Zlatan Ibrahimovic vince e si diverte. Ma, soprattutto, fa gol. L’hanno preso per questo, per trascinare il Paris Saint Germain, facendogli fare il salto di qualità che gli permetterà di essere protagonista in Europa. Il 4-1 all’esordio in Champions League al Parco dei Principi contro la Dinamo Kiev è sicuramente un buon viatico per il futuro: più che mai nel segno dello svedese, che realizza il gol che sblocca il match su calcio di rigore, ma soprattutto funge da punto di riferimento per il resto della squadra, che sa di potersi appoggiare sulla propria stella.
Ibra-gol in Champions, dunque, e con la sesta maglia diversa. Per lo svedese si tratta del gol numero 32 in Europa, ma soprattutto una conferma che cambiando aria la musica rimane la stessa. Alla faccia di chi dice che la Champions non è la competizione adatta per lo svedese: Ajax, Juventus, Inter, Barcellona, Milan e ora Psg: non sono in molti a poter vantare 30 gol in Champions in 91 partite, con sei formazioni diverse. Che diventano 32 in 96 gare, contando tutte le competizioni europee.

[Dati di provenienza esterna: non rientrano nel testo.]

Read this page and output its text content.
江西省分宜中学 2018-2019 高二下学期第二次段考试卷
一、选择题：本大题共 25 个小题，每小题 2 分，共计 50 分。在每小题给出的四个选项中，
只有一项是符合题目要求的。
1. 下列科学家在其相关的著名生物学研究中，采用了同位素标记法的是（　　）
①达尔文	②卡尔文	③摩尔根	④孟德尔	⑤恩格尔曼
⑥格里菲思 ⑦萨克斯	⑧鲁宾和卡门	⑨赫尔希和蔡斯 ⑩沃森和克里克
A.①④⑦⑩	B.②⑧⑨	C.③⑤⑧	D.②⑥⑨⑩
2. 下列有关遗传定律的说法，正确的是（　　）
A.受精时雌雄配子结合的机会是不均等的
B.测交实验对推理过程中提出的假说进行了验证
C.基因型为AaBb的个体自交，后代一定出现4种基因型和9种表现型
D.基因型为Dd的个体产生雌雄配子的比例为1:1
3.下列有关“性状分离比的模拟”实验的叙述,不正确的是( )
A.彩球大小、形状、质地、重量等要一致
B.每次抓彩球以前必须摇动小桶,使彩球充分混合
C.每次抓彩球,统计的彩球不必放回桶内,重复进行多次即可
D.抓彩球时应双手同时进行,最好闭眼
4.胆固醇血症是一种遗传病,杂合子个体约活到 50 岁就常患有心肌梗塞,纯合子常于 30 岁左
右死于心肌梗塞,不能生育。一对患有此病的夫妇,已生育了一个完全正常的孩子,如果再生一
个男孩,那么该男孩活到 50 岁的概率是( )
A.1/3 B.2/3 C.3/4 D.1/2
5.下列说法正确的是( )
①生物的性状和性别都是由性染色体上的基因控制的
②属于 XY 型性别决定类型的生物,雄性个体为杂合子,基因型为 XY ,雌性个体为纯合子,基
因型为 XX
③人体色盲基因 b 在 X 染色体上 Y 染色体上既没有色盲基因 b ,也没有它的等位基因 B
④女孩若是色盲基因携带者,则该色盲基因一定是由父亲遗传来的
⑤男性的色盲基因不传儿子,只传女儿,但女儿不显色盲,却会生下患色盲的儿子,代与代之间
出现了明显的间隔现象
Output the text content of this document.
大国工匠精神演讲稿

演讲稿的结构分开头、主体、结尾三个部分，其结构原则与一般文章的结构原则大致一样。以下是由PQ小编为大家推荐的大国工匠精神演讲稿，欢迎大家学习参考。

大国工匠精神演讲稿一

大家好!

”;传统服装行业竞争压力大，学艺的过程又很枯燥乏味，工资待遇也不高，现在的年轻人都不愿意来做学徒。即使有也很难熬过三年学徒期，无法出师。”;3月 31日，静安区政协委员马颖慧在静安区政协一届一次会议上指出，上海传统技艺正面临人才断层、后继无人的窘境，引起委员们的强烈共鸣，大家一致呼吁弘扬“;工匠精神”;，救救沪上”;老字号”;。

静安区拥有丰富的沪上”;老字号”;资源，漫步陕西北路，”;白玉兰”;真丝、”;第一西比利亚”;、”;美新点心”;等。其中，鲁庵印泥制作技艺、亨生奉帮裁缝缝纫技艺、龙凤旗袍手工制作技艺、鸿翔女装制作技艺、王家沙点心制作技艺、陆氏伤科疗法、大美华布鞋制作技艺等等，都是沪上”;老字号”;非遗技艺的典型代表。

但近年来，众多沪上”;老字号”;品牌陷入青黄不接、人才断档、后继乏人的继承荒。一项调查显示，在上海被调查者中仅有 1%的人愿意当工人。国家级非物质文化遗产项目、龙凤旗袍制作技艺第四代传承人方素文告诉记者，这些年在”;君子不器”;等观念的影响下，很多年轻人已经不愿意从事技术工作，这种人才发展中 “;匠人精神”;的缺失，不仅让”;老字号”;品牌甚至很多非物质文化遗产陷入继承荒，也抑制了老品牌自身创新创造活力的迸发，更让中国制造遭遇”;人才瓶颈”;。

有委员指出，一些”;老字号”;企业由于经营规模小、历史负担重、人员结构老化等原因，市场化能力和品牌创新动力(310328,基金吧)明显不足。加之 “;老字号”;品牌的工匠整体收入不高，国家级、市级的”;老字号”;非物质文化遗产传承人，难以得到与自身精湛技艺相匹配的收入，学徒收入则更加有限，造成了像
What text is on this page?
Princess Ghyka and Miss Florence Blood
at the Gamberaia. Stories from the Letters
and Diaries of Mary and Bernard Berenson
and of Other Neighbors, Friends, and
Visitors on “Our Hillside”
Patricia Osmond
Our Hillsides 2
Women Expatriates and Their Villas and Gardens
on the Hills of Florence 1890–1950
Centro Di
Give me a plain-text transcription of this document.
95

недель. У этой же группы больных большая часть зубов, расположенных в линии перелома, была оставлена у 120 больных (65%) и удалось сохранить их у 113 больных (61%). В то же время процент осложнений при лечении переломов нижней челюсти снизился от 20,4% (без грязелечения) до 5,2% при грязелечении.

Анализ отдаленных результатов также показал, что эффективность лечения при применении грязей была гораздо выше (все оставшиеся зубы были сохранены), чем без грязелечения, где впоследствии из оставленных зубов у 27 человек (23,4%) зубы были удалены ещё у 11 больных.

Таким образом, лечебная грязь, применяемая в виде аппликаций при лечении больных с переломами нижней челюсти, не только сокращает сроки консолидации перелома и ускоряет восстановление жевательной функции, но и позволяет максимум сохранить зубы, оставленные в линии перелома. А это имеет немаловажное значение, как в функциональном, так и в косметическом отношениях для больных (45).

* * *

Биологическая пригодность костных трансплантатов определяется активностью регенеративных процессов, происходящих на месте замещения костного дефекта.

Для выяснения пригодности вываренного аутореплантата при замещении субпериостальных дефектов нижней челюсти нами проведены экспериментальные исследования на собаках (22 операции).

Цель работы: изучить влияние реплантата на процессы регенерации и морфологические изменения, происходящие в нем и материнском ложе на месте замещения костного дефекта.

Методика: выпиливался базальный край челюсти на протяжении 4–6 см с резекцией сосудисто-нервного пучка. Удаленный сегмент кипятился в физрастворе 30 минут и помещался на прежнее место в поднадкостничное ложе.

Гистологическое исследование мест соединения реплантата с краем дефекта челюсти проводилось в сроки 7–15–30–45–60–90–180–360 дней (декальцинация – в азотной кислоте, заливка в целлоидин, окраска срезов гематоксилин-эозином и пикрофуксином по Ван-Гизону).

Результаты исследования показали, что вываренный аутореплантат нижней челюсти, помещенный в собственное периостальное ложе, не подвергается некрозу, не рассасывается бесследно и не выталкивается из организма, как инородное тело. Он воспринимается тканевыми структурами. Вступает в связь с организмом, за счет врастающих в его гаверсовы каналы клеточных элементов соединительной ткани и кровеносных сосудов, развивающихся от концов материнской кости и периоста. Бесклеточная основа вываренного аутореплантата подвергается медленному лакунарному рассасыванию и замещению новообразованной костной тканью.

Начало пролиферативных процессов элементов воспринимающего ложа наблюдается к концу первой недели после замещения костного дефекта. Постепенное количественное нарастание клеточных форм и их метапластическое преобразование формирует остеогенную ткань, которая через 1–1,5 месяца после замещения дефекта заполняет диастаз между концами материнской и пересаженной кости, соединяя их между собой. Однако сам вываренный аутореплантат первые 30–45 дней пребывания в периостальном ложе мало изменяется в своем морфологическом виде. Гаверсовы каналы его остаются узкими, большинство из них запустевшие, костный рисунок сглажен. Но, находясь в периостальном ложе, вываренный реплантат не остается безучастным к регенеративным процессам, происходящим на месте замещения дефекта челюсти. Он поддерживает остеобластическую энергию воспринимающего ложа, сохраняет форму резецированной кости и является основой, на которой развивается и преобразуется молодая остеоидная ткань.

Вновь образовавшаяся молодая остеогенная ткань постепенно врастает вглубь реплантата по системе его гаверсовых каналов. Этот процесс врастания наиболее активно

E magari questo potrebbe anche essere l’ora di puntare al bersaglio grosso: “E’ ancora presto – dice Ibra - E’ stata una partenza fantastica. La gara può anche essere sembrata facile, ma non lo è stata affatto. Siamo stati bravi noi a far sembrare non adeguati i nostri avversari, abbiamo giocato un buon calcio in tanti tratti di gara. Abbiamo preso confidenza per le partite che verranno. E’ un messaggio inviato a tutto il campionato francese e al resto dell’Europa. Dobbiamo prima di tutto pensare a qualificarci per gli ottavi. E’ il nostro obiettivo non importa se con il primo o il secondo posto. Siamo in un gruppo difficile, ma la vittoria non ci deve montare la testa”.